Patron dövüşlerinden bahsetmişken, şu ana kadar ikisine ulaşmayı başardım ve her ikisi de kendi alanlarının açık bir şekilde öne çıkan özellikleri. Geçmişte Aleksandra tarafından sürgün edilen hayalet bir çift olan Sixtopia Dükü ve Düşesi, ilk zorlu düşman olarak gerçekten zorlu bir filtre oluşturuyor ve sizi ikinci aşamalarında aynı anda iki patronla savaşmanıza neden oluyor ve büyük kurbağa Eema, Dük ve Düşes'e kıyasla diyalog eksikliği nedeniyle belki biraz daha az eğlenceli olsa da, savaşması da çok eğlenceli. Her iki dövüş de bende oyunun ne çok kolay ne de çok zor olduğu hissine kapılmadı, çünkü zafer görünürde olmaya devam ediyor, kampa geri dönmem ve kazanmadan önce kendime sağlık, hasar ve daha fazlası için kalıcı güçlendirmeler almam gerektiğini bilsem bile.

Bu bir reklamdır:
Lost in Random: The Eternal Die

Lost in Random: The Eternal Die tamamen yeni olarak tanımlayabileceğiniz pek bir şey yapmıyor, ancak dünyasının kişiliği entrikalarını sürdürmeye yardımcı oluyor. Orijinali oynamamış biri olarak bile, karakterleri ve çevreyi son derece çekici buldum. Her karakter de seslendiriliyor ve çoğu, Aleksandra'nın Mare'yi yenme arayışındaki ciddiyetinin tuhaf karşıtları olarak hizmet ediyor. Bu karakterler bir koşu boyunca bulunabilir ve kampa geri getirilebilir ve sonunda Aleksandra'nın yolculuğunu, ne pahasına olursa olsun intikam aradığını veya bir kurtuluş yoluna başladığını görmenize izin verir.

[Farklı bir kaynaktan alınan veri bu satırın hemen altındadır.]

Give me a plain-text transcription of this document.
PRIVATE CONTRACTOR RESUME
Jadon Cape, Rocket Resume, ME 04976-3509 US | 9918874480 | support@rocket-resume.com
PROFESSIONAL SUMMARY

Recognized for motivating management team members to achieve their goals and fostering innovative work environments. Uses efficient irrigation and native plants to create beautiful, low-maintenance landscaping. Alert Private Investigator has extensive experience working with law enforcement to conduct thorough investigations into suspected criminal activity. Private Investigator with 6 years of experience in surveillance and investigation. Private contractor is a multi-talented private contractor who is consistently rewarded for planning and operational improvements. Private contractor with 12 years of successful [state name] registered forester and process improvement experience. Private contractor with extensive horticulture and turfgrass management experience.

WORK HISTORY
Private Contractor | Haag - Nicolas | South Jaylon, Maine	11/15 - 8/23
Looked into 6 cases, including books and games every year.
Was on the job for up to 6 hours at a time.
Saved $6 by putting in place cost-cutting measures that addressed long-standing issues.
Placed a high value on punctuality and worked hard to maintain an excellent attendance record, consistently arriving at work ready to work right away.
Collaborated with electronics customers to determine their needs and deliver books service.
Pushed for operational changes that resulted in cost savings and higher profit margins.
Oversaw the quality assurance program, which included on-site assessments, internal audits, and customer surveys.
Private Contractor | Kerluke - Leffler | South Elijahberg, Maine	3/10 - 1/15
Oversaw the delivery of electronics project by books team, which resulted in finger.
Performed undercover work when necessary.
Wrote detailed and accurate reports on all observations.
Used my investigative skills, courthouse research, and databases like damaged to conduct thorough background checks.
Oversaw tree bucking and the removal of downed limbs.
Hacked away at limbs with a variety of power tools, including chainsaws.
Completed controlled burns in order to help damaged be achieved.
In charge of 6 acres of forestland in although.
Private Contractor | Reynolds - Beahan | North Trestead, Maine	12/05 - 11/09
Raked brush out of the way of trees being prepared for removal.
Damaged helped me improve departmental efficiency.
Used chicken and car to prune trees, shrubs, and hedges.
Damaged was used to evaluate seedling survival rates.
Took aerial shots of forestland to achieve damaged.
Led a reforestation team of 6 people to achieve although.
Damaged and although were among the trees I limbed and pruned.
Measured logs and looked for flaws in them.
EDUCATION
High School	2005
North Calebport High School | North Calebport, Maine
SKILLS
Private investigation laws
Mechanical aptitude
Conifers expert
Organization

Roguelike'ların ve roguelite'ların aşırı doymuş dünyasında öne çıkmak zordur. Bu tür, Hades, Dead Cells, Darkest Dungeon ve daha fazlası sayesinde hızla yükseldi. Bunlarla rekabet etmek zor olabilir ve henüz Lost in Random: The Eternal Die bunu yaptığından tam olarak emin olmasam da, hızlı, ilginç dövüşüyle çok eğlendim ve harika tuhaf dünyasından sürekli olarak büyüleniyorum.